Even though the Democratic Congress promised a return to fiscal responsibility after the 2006 elections and the President demanded that lawmakers reduce their earmarks by half, the practice of slipping pet projects into spending bills continues to thrive in a bipartisan fashion.
The question is, when those spending bills are delivered to the White House, is President Bush prepared to be tough on big-spending Republicans and Democrats alike?
Director of the Office of Management and Budget (OMB) Jim Nussle said “yes” in a meeting at the Old Executive Office Building Friday morning.
“I don’t want any filters on this,” Nussle said. “As we look at this challenge we need to look across the board. Certainly, we all know this challenge exists in a bipartisan way and that’s unfortunate.”
The President has issued veto threats on several of the 13 unfinished spending bills that fund government operations because they exceed his budget request by $23 billion.
Tucked inside those bills are thousands of “legislatively directed” spending items. Otherwise known as “earmarks,” these are budget items requested by senators and members of Congress to pay for special projects in their home states or districts.
In a January 4 Rose Garden speech, President Bush issued two dictums related to earmarks. “Congress needs to adopt real reform that requires full disclosure of the sponsors, the costs, the recipients, and the justifications for every earmark. And Congress needs to cut the number and cost of earmarks next year at least in half,” he said. These goals were reiterated in his State of the Union Address.
The Congress, however, has made little progress on either item, and the OMB is keeping watch.
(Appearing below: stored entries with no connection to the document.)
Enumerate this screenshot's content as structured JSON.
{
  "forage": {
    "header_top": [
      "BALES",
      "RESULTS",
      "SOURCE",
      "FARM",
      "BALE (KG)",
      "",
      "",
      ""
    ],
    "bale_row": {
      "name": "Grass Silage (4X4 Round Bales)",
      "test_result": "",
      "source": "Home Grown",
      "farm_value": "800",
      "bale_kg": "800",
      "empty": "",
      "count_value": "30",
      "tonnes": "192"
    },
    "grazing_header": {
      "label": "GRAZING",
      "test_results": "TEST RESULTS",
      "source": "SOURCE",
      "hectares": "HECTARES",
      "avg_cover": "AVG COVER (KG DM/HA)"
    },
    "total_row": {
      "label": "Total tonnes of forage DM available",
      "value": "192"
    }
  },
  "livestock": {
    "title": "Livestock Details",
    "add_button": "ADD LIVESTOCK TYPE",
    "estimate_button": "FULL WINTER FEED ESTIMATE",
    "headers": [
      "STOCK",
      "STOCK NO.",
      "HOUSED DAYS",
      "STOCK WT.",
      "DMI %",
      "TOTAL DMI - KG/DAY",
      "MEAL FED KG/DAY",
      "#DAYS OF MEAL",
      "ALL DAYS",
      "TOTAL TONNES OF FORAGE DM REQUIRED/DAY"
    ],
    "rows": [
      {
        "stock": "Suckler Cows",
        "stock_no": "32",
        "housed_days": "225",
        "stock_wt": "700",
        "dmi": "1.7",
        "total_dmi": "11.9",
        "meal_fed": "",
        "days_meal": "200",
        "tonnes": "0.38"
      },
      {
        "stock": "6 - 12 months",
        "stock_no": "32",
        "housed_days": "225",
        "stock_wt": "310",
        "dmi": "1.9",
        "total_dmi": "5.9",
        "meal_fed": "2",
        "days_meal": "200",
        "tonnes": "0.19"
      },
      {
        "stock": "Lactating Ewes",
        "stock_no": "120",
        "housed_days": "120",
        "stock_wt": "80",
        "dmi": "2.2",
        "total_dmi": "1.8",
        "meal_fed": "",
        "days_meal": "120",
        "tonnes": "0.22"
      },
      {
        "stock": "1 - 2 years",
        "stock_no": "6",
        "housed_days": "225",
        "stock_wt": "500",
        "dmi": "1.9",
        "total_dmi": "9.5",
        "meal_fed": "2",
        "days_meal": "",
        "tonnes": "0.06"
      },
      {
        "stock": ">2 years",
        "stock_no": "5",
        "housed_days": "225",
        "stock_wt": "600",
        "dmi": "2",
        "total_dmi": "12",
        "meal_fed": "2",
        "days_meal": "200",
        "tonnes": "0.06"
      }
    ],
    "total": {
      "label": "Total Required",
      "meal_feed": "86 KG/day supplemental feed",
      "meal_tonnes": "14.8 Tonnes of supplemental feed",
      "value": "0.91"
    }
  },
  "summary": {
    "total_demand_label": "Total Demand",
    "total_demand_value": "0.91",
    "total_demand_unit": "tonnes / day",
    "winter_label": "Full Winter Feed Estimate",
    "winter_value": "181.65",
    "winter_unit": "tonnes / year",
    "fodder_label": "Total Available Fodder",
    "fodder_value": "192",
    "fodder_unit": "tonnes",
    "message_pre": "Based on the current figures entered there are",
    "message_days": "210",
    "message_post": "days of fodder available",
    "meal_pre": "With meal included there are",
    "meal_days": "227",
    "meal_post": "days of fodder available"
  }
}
OMB has tallied 11,351 earmarks contained in the House and Senate’s spending bills, slightly down from an all-time high of 13,952 total earmarks included in the fiscal year 2005 spending bills.
6,651 of the fiscal year 2008 earmarks were requested by House members, 4,700 were nabbed by senators.
To make the earmarking process more transparent, the much-touted ethics bill signed into law in September purported to require members of both the House and the Senate to make public a signed letter that included the name and address of the intended recipient or location of any requested earmark. During last minute negotiations, however, the Senate exempted themselves from the disclosure requirements.